Dudakları pürüzsüz teninin iki yanına öyle hoş kıvrıldı ki sol tarafındaki derin oyuk gözler önüne çıktı. "Niye benimle evlenmek istiyorsun?"

"Çünkü seni seviyorum." O kadar dürüst bir cevaptı ki bu evde kim sorsa hiç utanma nedir bilmeksizin bu cevabı veriyordum.

"Ama ben hep gidiyorum. Hepte gideceğim," dedi sağ kolunu başının altından çekip yanağıma uzatırken.

"Gitmesen hiç olmaz mı?" dedim yanağımdaki elini iki avcumun içine hapsedip kalbimin üzerine bırakırken. "Ben özlemeyi hiç sevmiyorum. Seni özlediğim zamanlarda kalbim sıkışıyor benim. Gidince gelmiyorsunda. Sanki hiç gelmeyecekmişsin gibi gidiyorsun."

"Özlemekte güzeldir ama. Ben seni özlemeyi seviyorum." Kalbimin üzerinde duran elinin içini döven yüreğim onun bunu itiraf etmesiyle kısa bir an tekledi.

"Özlemek güzel değildir," dedim elini kalbimin üzerinden söküp atarken. "Özlemek acıtır ve ben acıdan hoşlanmam!" Orurduğum yerden doğrulup koşturarak çıktığımız tepeyi inmeye başladım. Yattığı yerden doğrulup peşim sıra seslendi. "Yeni geldik. Nereye gidiyorsun? Hani gün batımını izleyecektik?"

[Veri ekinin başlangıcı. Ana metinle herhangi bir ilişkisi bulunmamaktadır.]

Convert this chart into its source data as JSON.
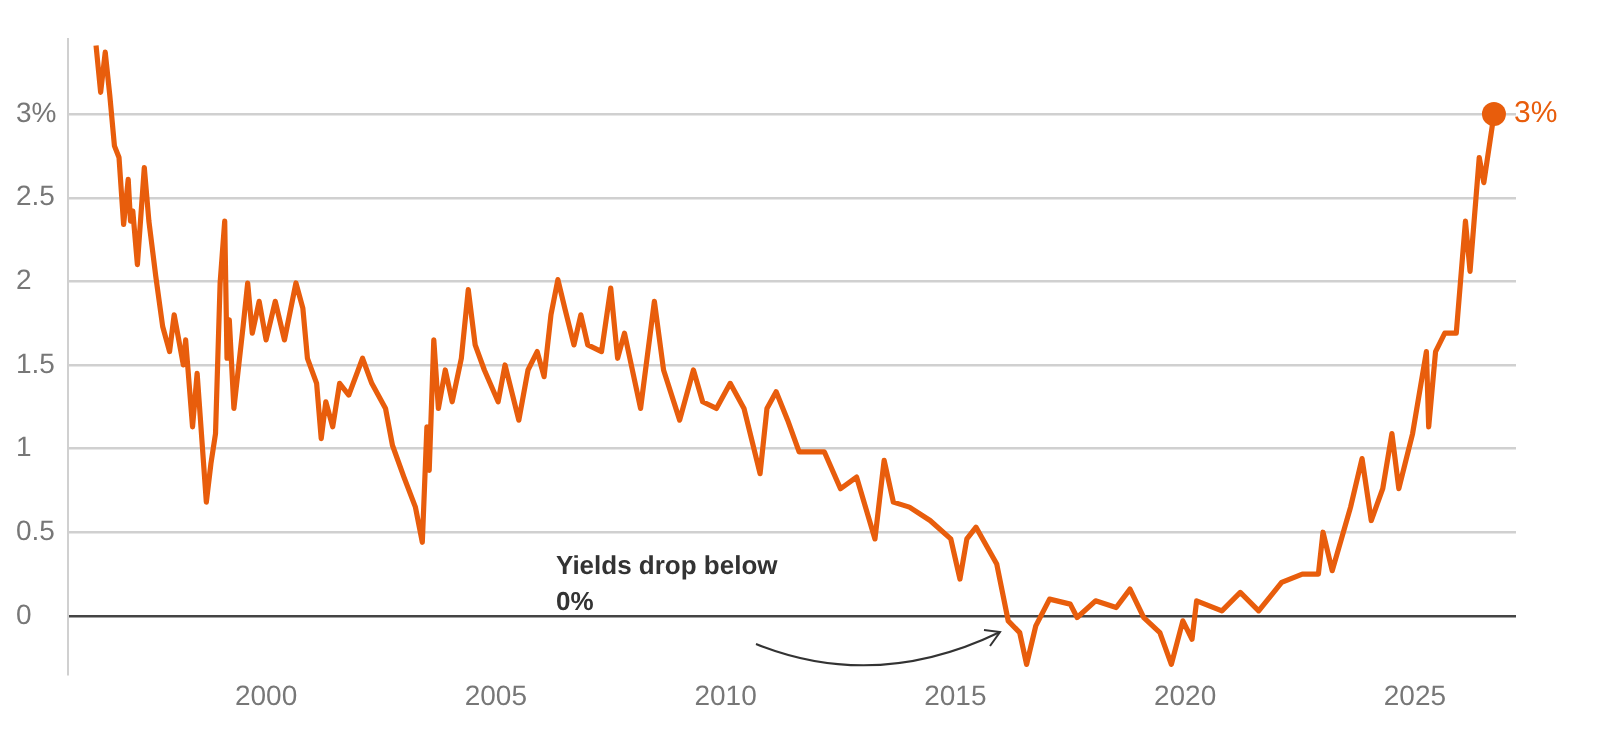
{
  "chart_data": {
    "type": "line",
    "x": [
      1996.3,
      1996.4,
      1996.5,
      1996.6,
      1996.7,
      1996.8,
      1996.9,
      1997.0,
      1997.05,
      1997.1,
      1997.2,
      1997.35,
      1997.45,
      1997.6,
      1997.75,
      1997.9,
      1998.0,
      1998.2,
      1998.25,
      1998.4,
      1998.5,
      1998.7,
      1998.8,
      1998.9,
      1999.0,
      1999.1,
      1999.15,
      1999.2,
      1999.3,
      1999.5,
      1999.6,
      1999.7,
      1999.85,
      2000.0,
      2000.2,
      2000.4,
      2000.65,
      2000.8,
      2000.9,
      2001.1,
      2001.2,
      2001.3,
      2001.45,
      2001.6,
      2001.8,
      2002.1,
      2002.3,
      2002.6,
      2002.75,
      2003.0,
      2003.25,
      2003.4,
      2003.5,
      2003.55,
      2003.65,
      2003.75,
      2003.9,
      2004.05,
      2004.25,
      2004.4,
      2004.55,
      2004.75,
      2005.05,
      2005.2,
      2005.5,
      2005.7,
      2005.9,
      2006.05,
      2006.2,
      2006.35,
      2006.5,
      2006.7,
      2006.85,
      2007.0,
      2007.3,
      2007.5,
      2007.65,
      2007.8,
      2008.15,
      2008.45,
      2008.65,
      2009.0,
      2009.3,
      2009.5,
      2009.8,
      2010.1,
      2010.4,
      2010.75,
      2010.9,
      2011.1,
      2011.35,
      2011.6,
      2012.15,
      2012.5,
      2012.85,
      2013.25,
      2013.45,
      2013.65,
      2014.0,
      2014.45,
      2014.9,
      2015.1,
      2015.25,
      2015.45,
      2015.9,
      2016.15,
      2016.4,
      2016.55,
      2016.75,
      2017.05,
      2017.5,
      2017.65,
      2018.05,
      2018.5,
      2018.8,
      2019.1,
      2019.45,
      2019.7,
      2019.95,
      2020.15,
      2020.25,
      2020.8,
      2021.2,
      2021.6,
      2022.1,
      2022.55,
      2022.9,
      2023.0,
      2023.2,
      2023.4,
      2023.6,
      2023.85,
      2024.05,
      2024.3,
      2024.5,
      2024.65,
      2024.95,
      2025.25,
      2025.3,
      2025.45,
      2025.65,
      2025.9,
      2026.1,
      2026.2,
      2026.4,
      2026.5,
      2026.7,
      2026.72
    ],
    "series": [
      {
        "color": "#e85d0c",
        "values": [
          3.41,
          3.13,
          3.37,
          3.11,
          2.81,
          2.74,
          2.34,
          2.61,
          2.36,
          2.42,
          2.1,
          2.68,
          2.36,
          2.03,
          1.73,
          1.58,
          1.8,
          1.5,
          1.65,
          1.13,
          1.45,
          0.68,
          0.91,
          1.09,
          1.99,
          2.36,
          1.54,
          1.77,
          1.24,
          1.73,
          1.99,
          1.69,
          1.88,
          1.65,
          1.88,
          1.65,
          1.99,
          1.84,
          1.54,
          1.39,
          1.06,
          1.28,
          1.13,
          1.39,
          1.32,
          1.54,
          1.39,
          1.24,
          1.02,
          0.83,
          0.65,
          0.44,
          1.13,
          0.87,
          1.65,
          1.24,
          1.47,
          1.28,
          1.54,
          1.95,
          1.62,
          1.47,
          1.28,
          1.5,
          1.17,
          1.47,
          1.58,
          1.43,
          1.8,
          2.01,
          1.84,
          1.62,
          1.8,
          1.62,
          1.58,
          1.96,
          1.54,
          1.69,
          1.24,
          1.88,
          1.47,
          1.17,
          1.47,
          1.28,
          1.24,
          1.39,
          1.24,
          0.85,
          1.24,
          1.34,
          1.17,
          0.98,
          0.98,
          0.76,
          0.83,
          0.46,
          0.93,
          0.68,
          0.65,
          0.57,
          0.46,
          0.22,
          0.46,
          0.53,
          0.31,
          -0.03,
          -0.1,
          -0.29,
          -0.06,
          0.1,
          0.07,
          -0.01,
          0.09,
          0.05,
          0.16,
          -0.01,
          -0.1,
          -0.29,
          -0.03,
          -0.14,
          0.09,
          0.03,
          0.14,
          0.03,
          0.2,
          0.25,
          0.25,
          0.5,
          0.27,
          0.46,
          0.65,
          0.94,
          0.57,
          0.76,
          1.09,
          0.76,
          1.09,
          1.58,
          1.13,
          1.58,
          1.69,
          1.69,
          2.36,
          2.06,
          2.74,
          2.59,
          2.96,
          3.0
        ],
        "value_labels": [
          null,
          null,
          null,
          null,
          null,
          null,
          null,
          null,
          null,
          null,
          null,
          null,
          null,
          null,
          null,
          null,
          null,
          null,
          null,
          null,
          null,
          null,
          null,
          null,
          null,
          null,
          null,
          null,
          null,
          null,
          null,
          null,
          null,
          null,
          null,
          null,
          null,
          null,
          null,
          null,
          null,
          null,
          null,
          null,
          null,
          null,
          null,
          null,
          null,
          null,
          null,
          null,
          null,
          null,
          null,
          null,
          null,
          null,
          null,
          null,
          null,
          null,
          null,
          null,
          null,
          null,
          null,
          null,
          null,
          null,
          null,
          null,
          null,
          null,
          null,
          null,
          null,
          null,
          null,
          null,
          null,
          null,
          null,
          null,
          null,
          null,
          null,
          null,
          null,
          null,
          null,
          null,
          null,
          null,
          null,
          null,
          null,
          null,
          null,
          null,
          null,
          null,
          null,
          null,
          null,
          null,
          null,
          null,
          null,
          null,
          null,
          null,
          null,
          null,
          null,
          null,
          null,
          null,
          null,
          null,
          null,
          null,
          null,
          null,
          null,
          null,
          null,
          null,
          null,
          null,
          null,
          null,
          null,
          null,
          null,
          null,
          null,
          null,
          null,
          null,
          null,
          null,
          null,
          null,
          null,
          null,
          null,
          "3%"
        ]
      }
    ],
    "xlim": [
      1995.7,
      2027.2
    ],
    "xticks": [
      2000,
      2005,
      2010,
      2015,
      2020,
      2025
    ],
    "ylim": [
      -0.35,
      3.45
    ],
    "yticks": [
      0,
      0.5,
      1,
      1.5,
      2,
      2.5,
      {
        "value": 3,
        "label": "3%"
      }
    ],
    "grid": "y",
    "legend": false,
    "line_style": "solid",
    "marker": "none",
    "annotations": [
      "Yields drop below 0%"
    ]
  }
}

"İstemez!" dedim büyük bir hayal kırıklığıyla inerken. Oturduğu yerden doğrulduğu gibi peşimden koşmaya başladı. Hızlı koşardı. Onun hızlı koştuğunu bildiğimden yokuş aşağı kahkaha atarak koşmaya başladım. Bana kahkaha attıran şey her defasında hiç bıkmadan peşime takılıp gelmesiydi.

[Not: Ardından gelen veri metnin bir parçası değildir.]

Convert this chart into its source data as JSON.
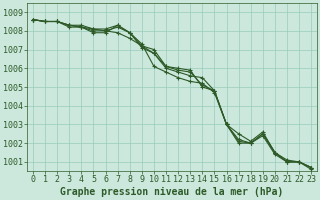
{
  "title": "Graphe pression niveau de la mer (hPa)",
  "background_color": "#cce8dd",
  "grid_color": "#99ccbb",
  "line_color": "#2d5a27",
  "xlim": [
    -0.5,
    23.5
  ],
  "ylim": [
    1000.5,
    1009.5
  ],
  "yticks": [
    1001,
    1002,
    1003,
    1004,
    1005,
    1006,
    1007,
    1008,
    1009
  ],
  "xticks": [
    0,
    1,
    2,
    3,
    4,
    5,
    6,
    7,
    8,
    9,
    10,
    11,
    12,
    13,
    14,
    15,
    16,
    17,
    18,
    19,
    20,
    21,
    22,
    23
  ],
  "xlabels": [
    "0",
    "1",
    "2",
    "3",
    "4",
    "5",
    "6",
    "7",
    "8",
    "9",
    "10",
    "11",
    "12",
    "13",
    "14",
    "15",
    "16",
    "17",
    "18",
    "19",
    "20",
    "21",
    "22",
    "23"
  ],
  "series": [
    [
      1008.6,
      1008.5,
      1008.5,
      1008.3,
      1008.3,
      1008.1,
      1008.0,
      1008.2,
      1007.9,
      1007.2,
      1007.0,
      1006.1,
      1005.9,
      1005.8,
      1005.1,
      1004.8,
      1003.0,
      1002.2,
      1002.0,
      1002.5,
      1001.5,
      1001.1,
      1001.0,
      1000.7
    ],
    [
      1008.6,
      1008.5,
      1008.5,
      1008.3,
      1008.2,
      1008.1,
      1008.1,
      1008.3,
      1007.9,
      1007.1,
      1006.8,
      1006.1,
      1006.0,
      1005.9,
      1005.0,
      1004.8,
      1003.0,
      1002.1,
      1002.0,
      1002.5,
      1001.5,
      1001.0,
      1001.0,
      1000.7
    ],
    [
      1008.6,
      1008.5,
      1008.5,
      1008.2,
      1008.2,
      1007.9,
      1007.9,
      1008.3,
      1007.9,
      1007.3,
      1006.1,
      1005.8,
      1005.5,
      1005.3,
      1005.2,
      1004.7,
      1003.0,
      1002.0,
      1002.0,
      1002.4,
      1001.4,
      1001.0,
      1001.0,
      1000.6
    ],
    [
      1008.6,
      1008.5,
      1008.5,
      1008.3,
      1008.2,
      1008.0,
      1008.0,
      1007.9,
      1007.6,
      1007.2,
      1006.8,
      1006.0,
      1005.8,
      1005.6,
      1005.5,
      1004.8,
      1003.0,
      1002.5,
      1002.1,
      1002.6,
      1001.5,
      1001.0,
      1001.0,
      1000.7
    ]
  ],
  "tick_fontsize": 6,
  "xlabel_fontsize": 7,
  "spine_color": "#2d5a27",
  "marker": "+",
  "markersize": 3,
  "linewidth": 0.8
}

"Seni yakalayabilirsem büyünce seninle evleneceğim Gülseli. Sana sözüm olsun seni yakalarsam seninle Ev-le-ne-ce-ğim..." Onun hecelere ayırarak kurduğu kelimeyle kalbim koştuğu otlakta tökezledi ve ben bile isteye onu yenme ihtimalim varken adımlarımı yavaşlattım. Aramızdaki yirmi adımlık mesafeyi öyle hızlı kapadı ki sık sık arkaya dönüp onun hareketlerini izlediğim halde şaşkındım. Sol kolumdan beni yakaladığında henüz sırtım ona dönükken dudaklarım iki yana kıvrıldı fakat ona göstermeden hemen eski haline döndü. Sırtım hararetli hararetli inip kalkan göğüs kafesine değerken kollarını iki yanıma doladı. "Büyünce verdiğin sözü unutma! Bu sözü unutursan burnundan fitil fitil getiririm haberin olsun Gül Kozası!"

"Sen de," dedim bana sarılı olan kollarının üzerine kollarımı koyarken. "Sakın seni unutacağım kadar uzağa gitme! Ben özlemeyi sevmiyorum. Özlerken kalbim acıyor benim."

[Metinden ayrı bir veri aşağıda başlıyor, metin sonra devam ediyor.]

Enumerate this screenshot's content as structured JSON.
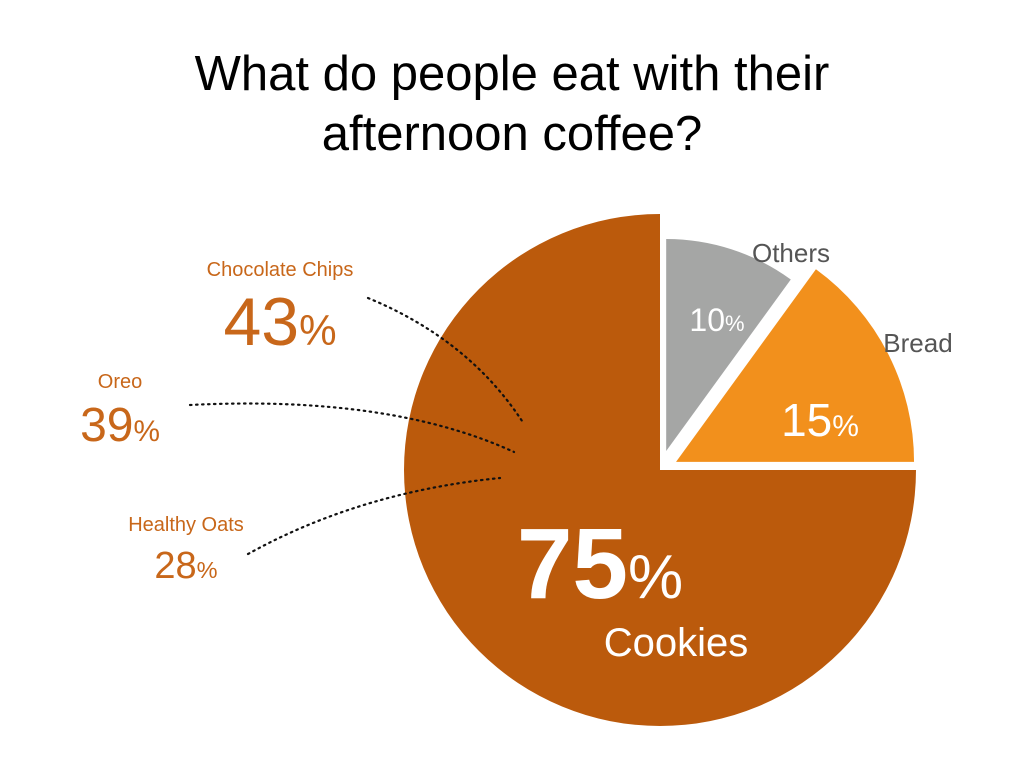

"Acımasın o kalbin hemen! Özlemekte güzeldir kıymetini bilene..." Başıma değen çenesi her kelimesinde saçlarımı okşarken ruhum hep olduğu gibi ona teslimdi.

"Şaşırma," dedim kolumu okşamaya devam eden Sancak'a. "Özlemeyi hâlâ sevmiyorum."

Sancak'ın boz duman olmuş rengini yerine getiren cümle bu olmuştu ve arabanın içi onun kahkahasıyla dolmuştu. O benim çocukluğumun en güzel yanıydı. Şimdiyse ruhumu rahatsız eden, beni içine çeken tüm karanlık yollar ışıl ışıldı onun sesinden yankılanan tonla. Kalbimin bunca zaman bir yoksunluk çektiğini ancak o şeye sahip olabildiğimde anlamış olmamın hüsranıyla bile yeterice ilgilenemiyordum onun o harika sesinden savrulan kahkasını dinlerken.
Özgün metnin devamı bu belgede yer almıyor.